Escolhendo um livro: “Cidades de Papel”

Por Dannie Karam.

O americano John Green tem conquistado o público das livrarias mundiais graças ao seu best seller “A Culpa é das Estrelas”. Apesar de ter recebido a indicação, e estar aqui na minha cabeceira como o livro que estou lendo essa semana, minha primeira sugestão de leitura do autor é “Cidades de Papel”. Antes de mostrar porque o livro vale à pena, preciso explicar como escolho livros, para ilustrar como esta publicação chegou até mim.
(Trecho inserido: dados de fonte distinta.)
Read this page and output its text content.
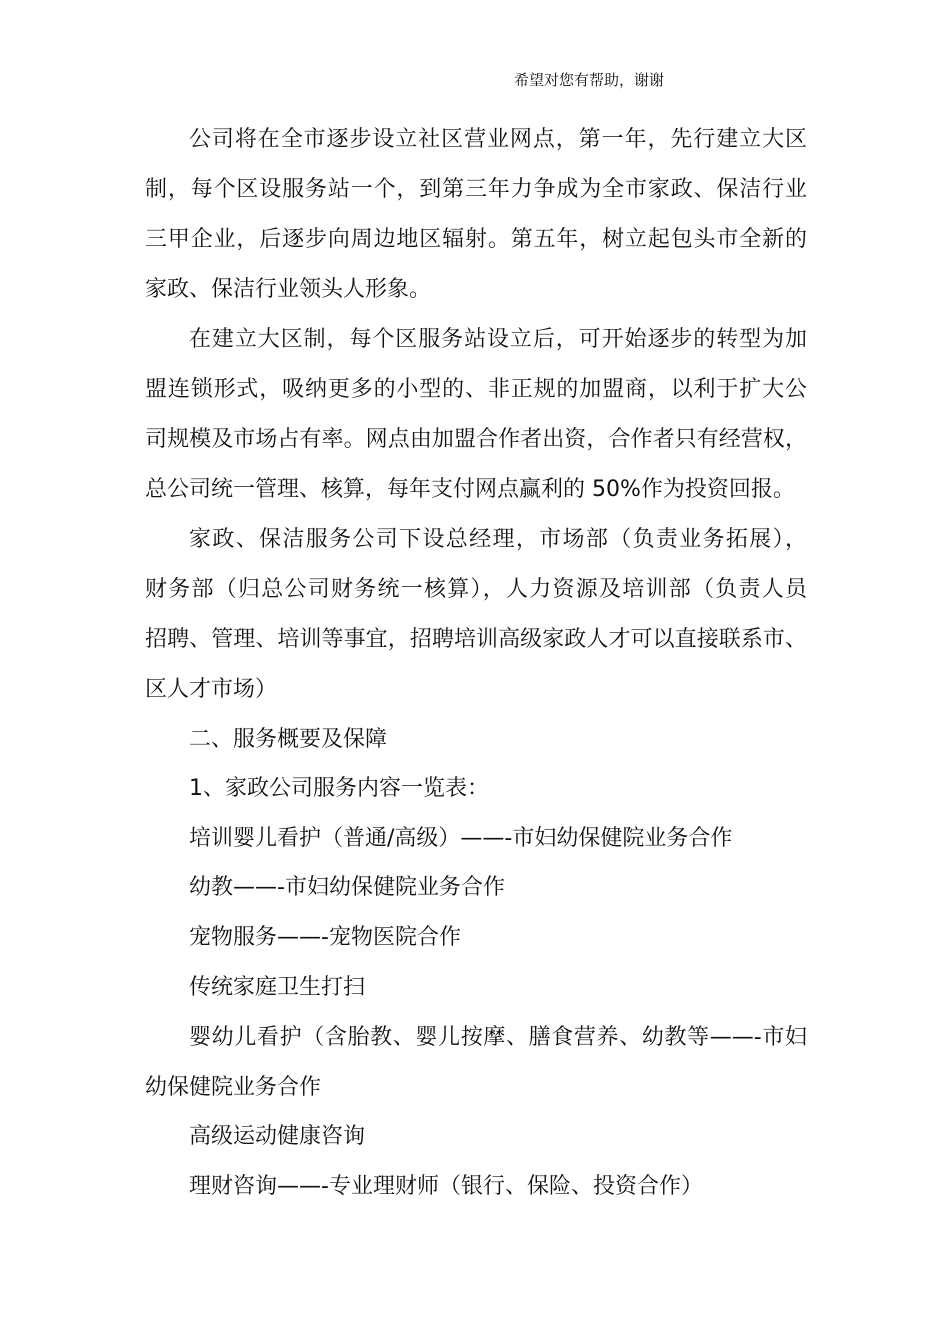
希望对您有帮助，谢谢
公司将在全市逐步设立社区营业网点，第一年，先行建立大区
制，每个区设服务站一个，到第三年力争成为全市家政、保洁行业
三甲企业，后逐步向周边地区辐射。第五年，树立起包头市全新的
家政、保洁行业领头人形象。
在建立大区制，每个区服务站设立后，可开始逐步的转型为加
盟连锁形式，吸纳更多的小型的、非正规的加盟商，以利于扩大公
司规模及市场占有率。网点由加盟合作者出资，合作者只有经营权，
总公司统一管理、核算，每年支付网点赢利的 50%作为投资回报。
家政、保洁服务公司下设总经理，市场部（负责业务拓展），
财务部（归总公司财务统一核算），人力资源及培训部（负责人员
招聘、管理、培训等事宜，招聘培训高级家政人才可以直接联系市、
区人才市场）
二、服务概要及保障
1、家政公司服务内容一览表：
培训婴儿看护（普通/高级）——-市妇幼保健院业务合作
幼教——-市妇幼保健院业务合作
宠物服务——-宠物医院合作
传统家庭卫生打扫
婴幼儿看护（含胎教、婴儿按摩、膳食营养、幼教等——-市妇
幼保健院业务合作
高级运动健康咨询
理财咨询——-专业理财师（银行、保险、投资合作）
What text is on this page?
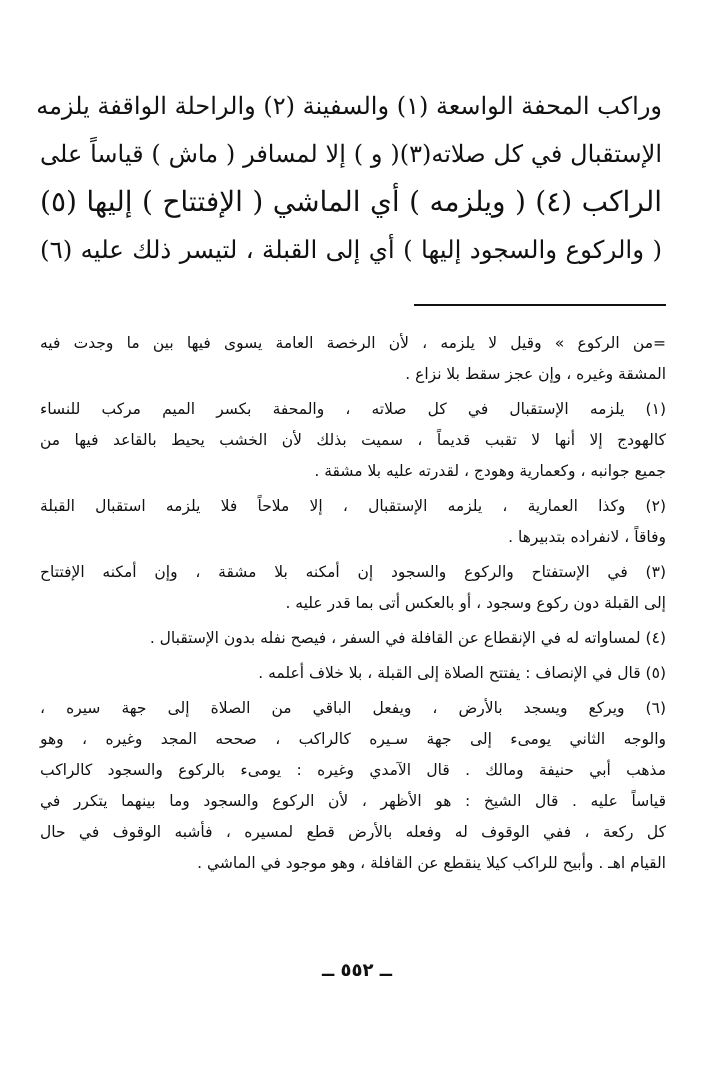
وراكب المحفة الواسعة (١) والسفينة (٢) والراحلة الواقفة يلزمه
الإستقبال في كل صلاته(٣)( و ) إلا لمسافر ( ماش ) قياساً على
الراكب (٤) ( ويلزمه ) أي الماشي ( الإفتتاح ) إليها (٥)
( والركوع والسجود إليها ) أي إلى القبلة ، لتيسر ذلك عليه (٦)
=من الركوع » وقيل لا يلزمه ، لأن الرخصة العامة يسوى فيها بين ما وجدت فيه
المشقة وغيره ، وإن عجز سقط بلا نزاع .
(١) يلزمه الإستقبال في كل صلاته ، والمحفة بكسر الميم مركب للنساء
كالهودج إلا أنها لا تقبب قديماً ، سميت بذلك لأن الخشب يحيط بالقاعد فيها من
جميع جوانبه ، وكعمارية وهودج ، لقدرته عليه بلا مشقة .
(٢) وكذا العمارية ، يلزمه الإستقبال ، إلا ملاحاً فلا يلزمه استقبال القبلة
وفاقاً ، لانفراده بتدبيرها .
(٣) في الإستفتاح والركوع والسجود إن أمكنه بلا مشقة ، وإن أمكنه الإفتتاح
إلى القبلة دون ركوع وسجود ، أو بالعكس أتى بما قدر عليه .
(٤) لمساواته له في الإنقطاع عن القافلة في السفر ، فيصح نفله بدون الإستقبال .
(٥) قال في الإنصاف : يفتتح الصلاة إلى القبلة ، بلا خلاف أعلمه .
(٦) ويركع ويسجد بالأرض ، ويفعل الباقي من الصلاة إلى جهة سيره ،
والوجه الثاني يومىء إلى جهة سـيره كالراكب ، صححه المجد وغيره ، وهو
مذهب أبي حنيفة ومالك . قال الآمدي وغيره : يومىء بالركوع والسجود كالراكب
قياساً عليه . قال الشيخ : هو الأظهر ، لأن الركوع والسجود وما بينهما يتكرر في
كل ركعة ، ففي الوقوف له وفعله بالأرض قطع لمسيره ، فأشبه الوقوف في حال
القيام اهـ . وأبيح للراكب كيلا ينقطع عن القافلة ، وهو موجود في الماشي .
ــ ٥٥٢ ــ
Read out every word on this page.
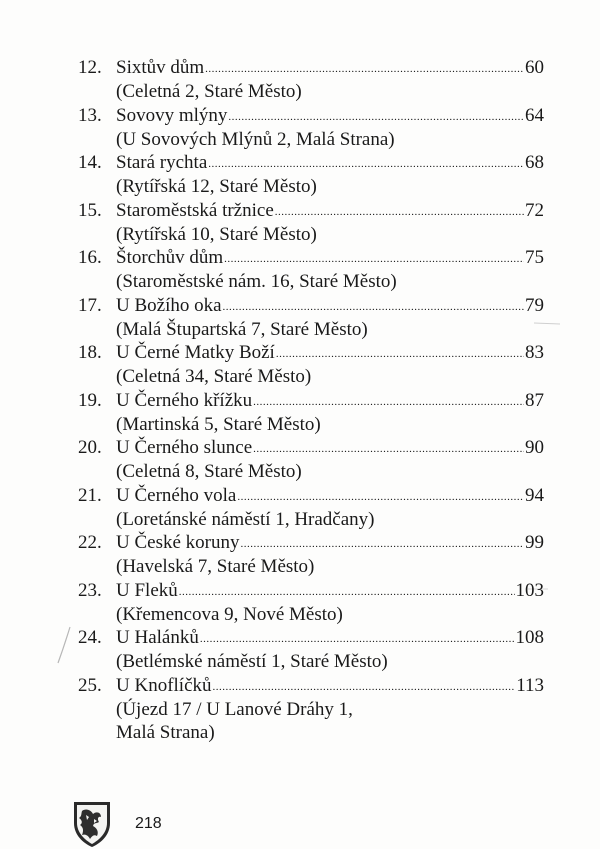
12. Sixtův dům .....	60
(Celetná 2, Staré Město)
13. Sovovy mlýny .....	64
(U Sovových Mlýnů 2, Malá Strana)
14. Stará rychta .....	68
(Rytířská 12, Staré Město)
15. Staroměstská tržnice .....	72
(Rytířská 10, Staré Město)
16. Štorchův dům .....	75
(Staroměstské nám. 16, Staré Město)
17. U Božího oka .....	79
(Malá Štupartská 7, Staré Město)
18. U Černé Matky Boží .....	83
(Celetná 34, Staré Město)
19. U Černého křížku .....	87
(Martinská 5, Staré Město)
20. U Černého slunce .....	90
(Celetná 8, Staré Město)
21. U Černého vola .....	94
(Loretánské náměstí 1, Hradčany)
22. U České koruny .....	99
(Havelská 7, Staré Město)
23. U Fleků .....	103
(Křemencova 9, Nové Město)
24. U Halánků .....	108
(Betlémské náměstí 1, Staré Město)
25. U Knoflíčků .....	113
(Újezd 17 / U Lanové Dráhy 1,
Malá Strana)
218
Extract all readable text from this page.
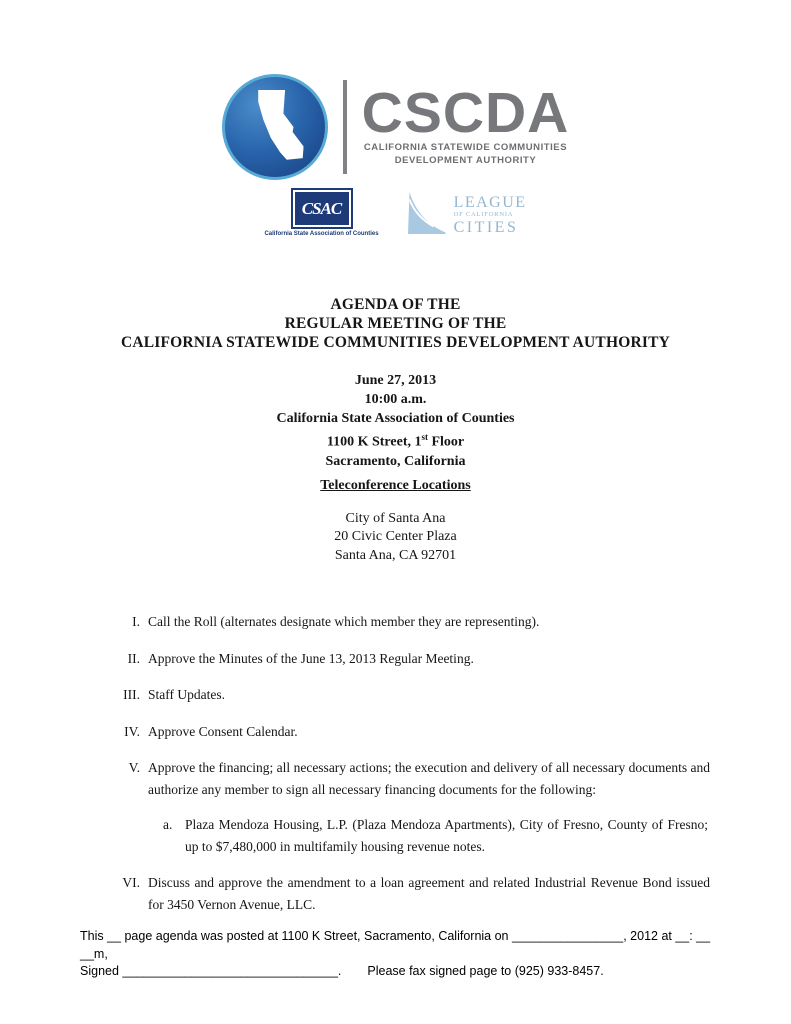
CSCDA
CALIFORNIA STATEWIDE COMMUNITIES
DEVELOPMENT AUTHORITY
CSAC
California State Association of Counties
LEAGUE
OF CALIFORNIA
CITIES
AGENDA OF THE
REGULAR MEETING OF THE
CALIFORNIA STATEWIDE COMMUNITIES DEVELOPMENT AUTHORITY
June 27, 2013
10:00 a.m.
California State Association of Counties
1100 K Street, 1st Floor
Sacramento, California
Teleconference Locations
City of Santa Ana
20 Civic Center Plaza
Santa Ana, CA 92701
I. Call the Roll (alternates designate which member they are representing).
II. Approve the Minutes of the June 13, 2013 Regular Meeting.
III. Staff Updates.
IV. Approve Consent Calendar.
V. Approve the financing; all necessary actions; the execution and delivery of all necessary documents and authorize any member to sign all necessary financing documents for the following:
a. Plaza Mendoza Housing, L.P. (Plaza Mendoza Apartments), City of Fresno, County of Fresno; up to $7,480,000 in multifamily housing revenue notes.
VI. Discuss and approve the amendment to a loan agreement and related Industrial Revenue Bond issued for 3450 Vernon Avenue, LLC.
This __ page agenda was posted at 1100 K Street, Sacramento, California on ________________, 2012 at __: __ __m,
Signed _______________________________. Please fax signed page to (925) 933-8457.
Geralmente, saio pelas livrarias com a mente mais vazia possível. Procuro deixar um pouco da intuição me guiar. Quando me deparo com um conjunto de elementos que não sei bem explicar – de título, capa, cheiro do livro – gosto de ler a resenha da contracapa. Na verdade, isso não é constante. Se a contracapa for muito spoiller, geralmente rejeito. Mas neste caso me chamou muita atenção. E então me levou ao segundo passo da escolha, que é abrir numa página aleatória e ler um parágrafo. Como já gostei da forma de escrita, finalizei o procedimento e li a primeira página. E então, pronto! Eu soube que precisava levar.

Só percebi depois que se tratava do mesmo autor – que eu já tinha escolhido comprar por causa de uma indicação de algumas amigas – e então minhas expectativas só aumentaram. Devorei o livro em um final de semana. Realmente Green tem uma narrativa envolvente e muito inquieta, que te faz querer saber exatamente o que vai acontecer depois. Apesar de ter uma primeira impressão de que se tratava de um livro muito adolescente, com o tempo, consegui enxergar a profundidade da história.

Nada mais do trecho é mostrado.